Message par Kalipso » 17 Mars 2012 11:15

Mes potes m'ont expliqués qu'en dessous de 200 ruches tu n'avais pas le statut "d'apiculteur" et donc que tu n'avais pas les aides et droits appropriés. Obligé de payer plein pot tout et n'importe quoi (taxe, assurance, santé, etc) alors que passé les 200 ruches tu gagnes un statut comme par magie (rsa, cmu et même des prêt à taux d'intérêt réduit pour agrandissement).

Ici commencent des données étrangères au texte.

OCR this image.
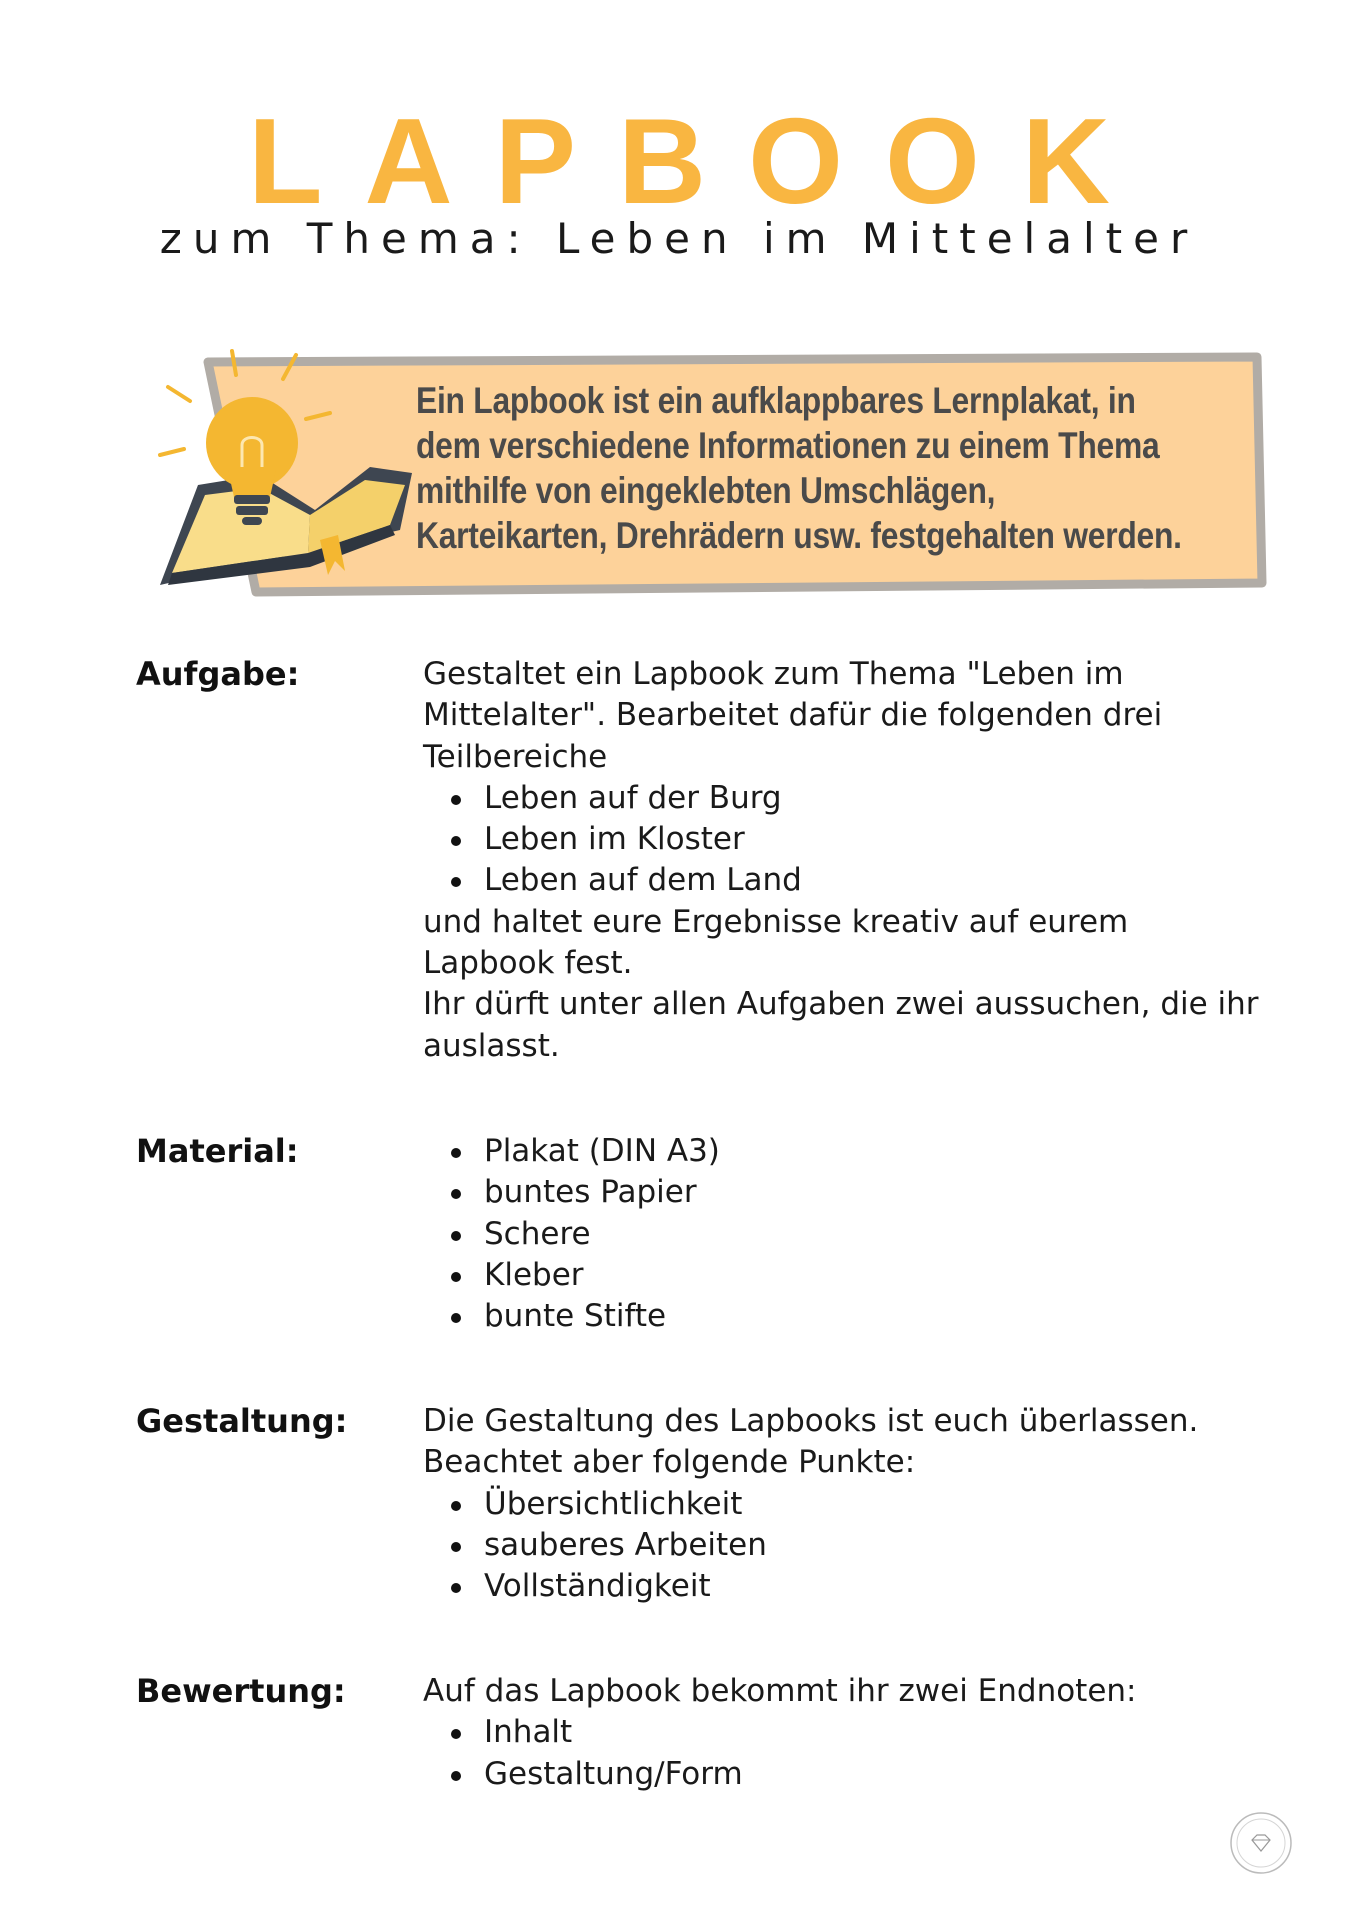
LAPBOOK
zum Thema: Leben im Mittelalter
Ein Lapbook ist ein aufklappbares Lernplakat, in
dem verschiedene Informationen zu einem Thema
mithilfe von eingeklebten Umschlägen,
Karteikarten, Drehrädern usw. festgehalten werden.
Aufgabe:	Gestaltet ein Lapbook zum Thema "Leben im Mittelalter". Bearbeitet dafür die folgenden drei Teilbereiche

Leben auf der Burg
Leben im Kloster
Leben auf dem Land

und haltet eure Ergebnisse kreativ auf eurem Lapbook fest.

Ihr dürft unter allen Aufgaben zwei aussuchen, die ihr auslasst.

Material:	Plakat (DIN A3)
buntes Papier
Schere
Kleber
bunte Stifte
Gestaltung: Die Gestaltung des Lapbooks ist euch überlassen. Beachtet aber folgende Punkte:

Übersichtlichkeit
sauberes Arbeiten
Vollständigkeit
Bewertung: Auf das Lapbook bekommt ihr zwei Endnoten:

Inhalt
Gestaltung/Form
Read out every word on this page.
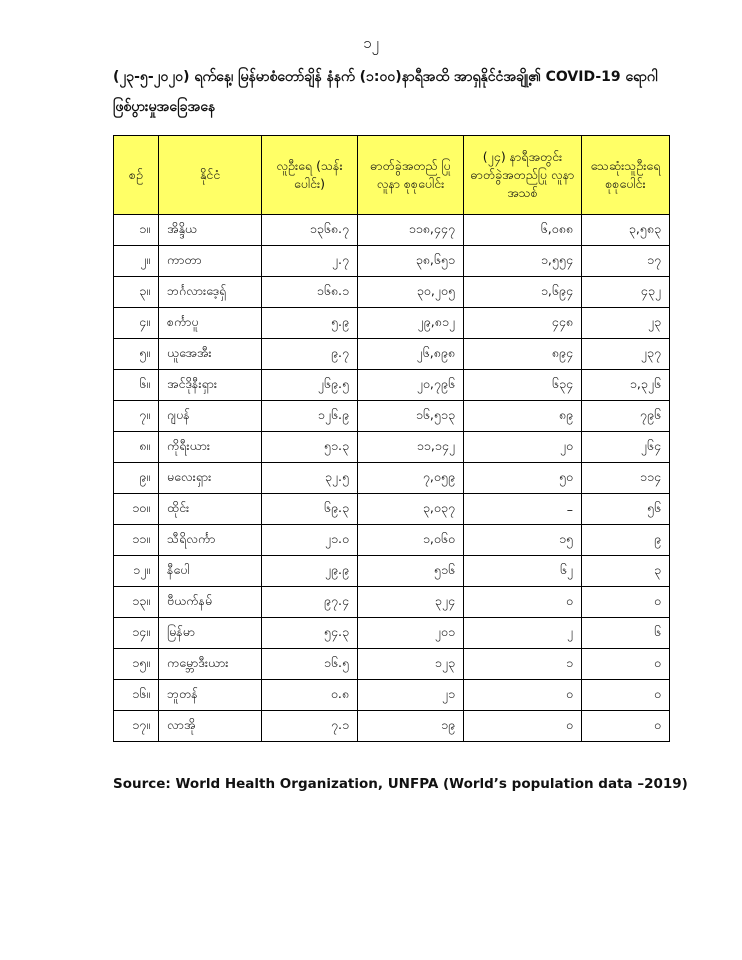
၁၂
(၂၃-၅-၂၀၂၀) ရက်နေ့၊ မြန်မာစံတော်ချိန် နံနက် (၁:၀၀)နာရီအထိ အာရှနိုင်ငံအချို့၏ COVID-19 ရောဂါ ဖြစ်ပွားမှုအခြေအနေ
စဉ်	နိုင်ငံ	လူဦးရေ (သန်းပေါင်း)	ဓာတ်ခွဲအတည် ပြု လူနာ စုစုပေါင်း	(၂၄) နာရီအတွင်း ဓာတ်ခွဲအတည်ပြု လူနာ အသစ်	သေဆုံးသူဦးရေ စုစုပေါင်း
၁။	အိန္ဒိယ	၁၃၆၈.၇	၁၁၈,၄၄၇	၆,၀၈၈	၃,၅၈၃
၂။	ကာတာ	၂.၇	၃၈,၆၅၁	၁,၅၅၄	၁၇
၃။	ဘင်္ဂလားဒေ့ရှ်	၁၆၈.၁	၃၀,၂၀၅	၁,၆၉၄	၄၃၂
၄။	စင်္ကာပူ	၅.၉	၂၉,၈၁၂	၄၄၈	၂၃
၅။	ယူအေအီး	၉.၇	၂၆,၈၉၈	၈၉၄	၂၃၇
၆။	အင်ဒိုနီးရှား	၂၆၉.၅	၂၀,၇၉၆	၆၃၄	၁,၃၂၆
၇။	ဂျပန်	၁၂၆.၉	၁၆,၅၁၃	၈၉	၇၉၆
၈။	ကိုရီးယား	၅၁.၃	၁၁,၁၄၂	၂၀	၂၆၄
၉။	မလေးရှား	၃၂.၅	၇,၀၅၉	၅၀	၁၁၄
၁၀။	ထိုင်း	၆၉.၃	၃,၀၃၇	–	၅၆
၁၁။	သီရိလင်္ကာ	၂၁.၀	၁,၀၆၀	၁၅	၉
၁၂။	နီပေါ	၂၉.၉	၅၁၆	၆၂	၃
၁၃။	ဗီယက်နမ်	၉၇.၄	၃၂၄	၀	၀
၁၄။	မြန်မာ	၅၄.၃	၂၀၁	၂	၆
၁၅။	ကမ္ဘောဒီးယား	၁၆.၅	၁၂၃	၁	၀
၁၆။	ဘူတန်	၀.၈	၂၁	၀	၀
၁၇။	လာအို	၇.၁	၁၉	၀	၀
Source: World Health Organization, UNFPA (World’s population data –2019)
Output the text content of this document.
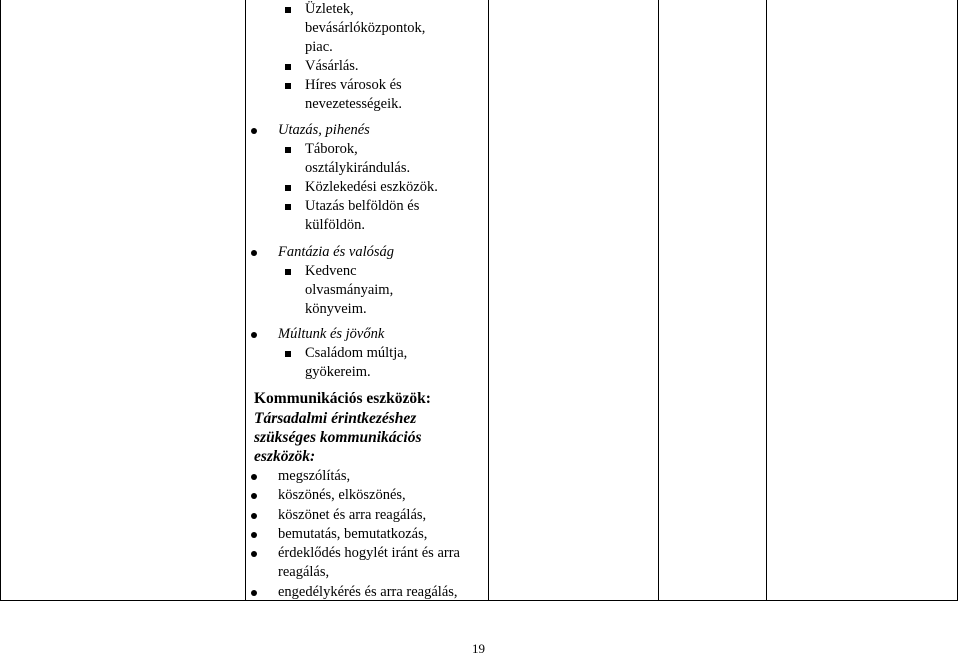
Üzletek,
bevásárlóközpontok,
piac.
Vásárlás.
Híres városok és
nevezetességeik.
Utazás, pihenés
Táborok,
osztálykirándulás.
Közlekedési eszközök.
Utazás belföldön és
külföldön.
Fantázia és valóság
Kedvenc
olvasmányaim,
könyveim.
Múltunk és jövőnk
Családom múltja,
gyökereim.
Kommunikációs eszközök:
Társadalmi érintkezéshez
szükséges kommunikációs
eszközök:
megszólítás,
köszönés, elköszönés,
köszönet és arra reagálás,
bemutatás, bemutatkozás,
érdeklődés hogylét iránt és arra
reagálás,
engedélykérés és arra reagálás,
19
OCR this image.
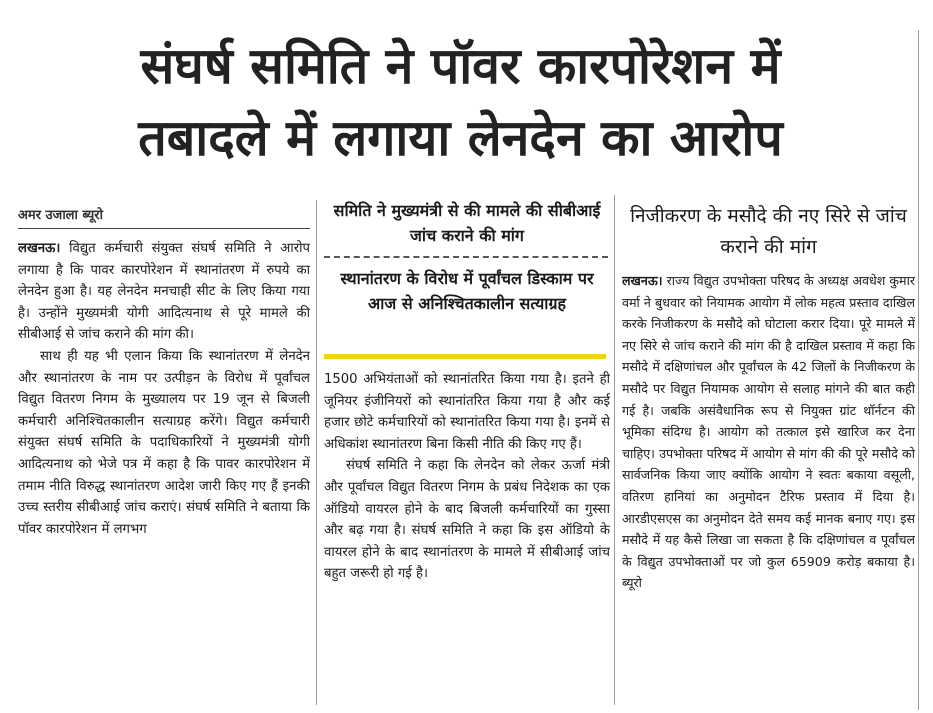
संघर्ष समिति ने पॉवर कारपोरेशन में
तबादले में लगाया लेनदेन का आरोप
अमर उजाला ब्यूरो

लखनऊ। विद्युत कर्मचारी संयुक्त संघर्ष समिति ने आरोप लगाया है कि पावर कारपोरेशन में स्थानांतरण में रुपये का लेनदेन हुआ है। यह लेनदेन मनचाही सीट के लिए किया गया है। उन्होंने मुख्यमंत्री योगी आदित्यनाथ से पूरे मामले की सीबीआई से जांच कराने की मांग की।

साथ ही यह भी एलान किया कि स्थानांतरण में लेनदेन और स्थानांतरण के नाम पर उत्पीड़न के विरोध में पूर्वांचल विद्युत वितरण निगम के मुख्यालय पर 19 जून से बिजली कर्मचारी अनिश्चितकालीन सत्याग्रह करेंगे। विद्युत कर्मचारी संयुक्त संघर्ष समिति के पदाधिकारियों ने मुख्यमंत्री योगी आदित्यनाथ को भेजे पत्र में कहा है कि पावर कारपोरेशन में तमाम नीति विरुद्ध स्थानांतरण आदेश जारी किए गए हैं इनकी उच्च स्तरीय सीबीआई जांच कराएं। संघर्ष समिति ने बताया कि पॉवर कारपोरेशन में लगभग

समिति ने मुख्यमंत्री से की मामले की सीबीआई जांच कराने की मांग
स्थानांतरण के विरोध में पूर्वांचल डिस्काम पर आज से अनिश्चितकालीन सत्याग्रह

1500 अभियंताओं को स्थानांतरित किया गया है। इतने ही जूनियर इंजीनियरों को स्थानांतरित किया गया है और कई हजार छोटे कर्मचारियों को स्थानांतरित किया गया है। इनमें से अधिकांश स्थानांतरण बिना किसी नीति की किए गए हैं।

संघर्ष समिति ने कहा कि लेनदेन को लेकर ऊर्जा मंत्री और पूर्वांचल विद्युत वितरण निगम के प्रबंध निदेशक का एक ऑडियो वायरल होने के बाद बिजली कर्मचारियों का गुस्सा और बढ़ गया है। संघर्ष समिति ने कहा कि इस ऑडियो के वायरल होने के बाद स्थानांतरण के मामले में सीबीआई जांच बहुत जरूरी हो गई है।

निजीकरण के मसौदे की नए सिरे से जांच कराने की मांग

लखनऊ। राज्य विद्युत उपभोक्ता परिषद के अध्यक्ष अवधेश कुमार वर्मा ने बुधवार को नियामक आयोग में लोक महत्व प्रस्ताव दाखिल करके निजीकरण के मसौदे को घोटाला करार दिया। पूरे मामले में नए सिरे से जांच कराने की मांग की है दाखिल प्रस्ताव में कहा कि मसौदे में दक्षिणांचल और पूर्वांचल के 42 जिलों के निजीकरण के मसौदे पर विद्युत नियामक आयोग से सलाह मांगने की बात कही गई है। जबकि असंवैधानिक रूप से नियुक्त ग्रांट थॉर्नटन की भूमिका संदिग्ध है। आयोग को तत्काल इसे खारिज कर देना चाहिए। उपभोक्ता परिषद में आयोग से मांग की की पूरे मसौदे को सार्वजनिक किया जाए क्योंकि आयोग ने स्वतः बकाया वसूली, वतिरण हानियां का अनुमोदन टैरिफ प्रस्ताव में दिया है। आरडीएसएस का अनुमोदन देते समय कई मानक बनाए गए। इस मसौदे में यह कैसे लिखा जा सकता है कि दक्षिणांचल व पूर्वांचल के विद्युत उपभोक्ताओं पर जो कुल 65909 करोड़ बकाया है। ब्यूरो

D'un point de vue éthique elles ne veulent pas faire du bio car comme moi, elles pensent que c'est une grosse supercherie et que ça coute très cher à l'exploitant. Les obligations d'un producteur en bio sont très lourdes et les moyens pour certains problèmes trop radicaux (tuer une ruche au lieu de la traité une fois au antibiotique). Et si tu traites tu es hors charte bio et du coup un charlatant ! Il n'y a pas de demie mesure à cause des rendements, des statuts juridiques et sociales qui ne collent pas avec la production naturelle / vraiment bio. Malheureusement cette méthode de survie ne t'aide en rien à sortir du système mais bien au contraire à toujours en être totalement dépendant.. Logiquement le naturelle / bio devrait être moins couteux pour l'exploitant et la nature mais ce n'est pas le cas car nous sommes soumis à des lois. Comme vous dites, ils détournent les choses à leur seul avantage (le pognon)..

En plus l'apiculture à l'air d'être un pôle bien particulier dans l'agriculture, il y aurait une espèce de protection de l'abeille donc un coût moindre pour les apiculteurs sur pas mal de point. Il faut voir pour le maraichage avec les MSI (je crois) pour voir la surface minimum pour créer une exploitation.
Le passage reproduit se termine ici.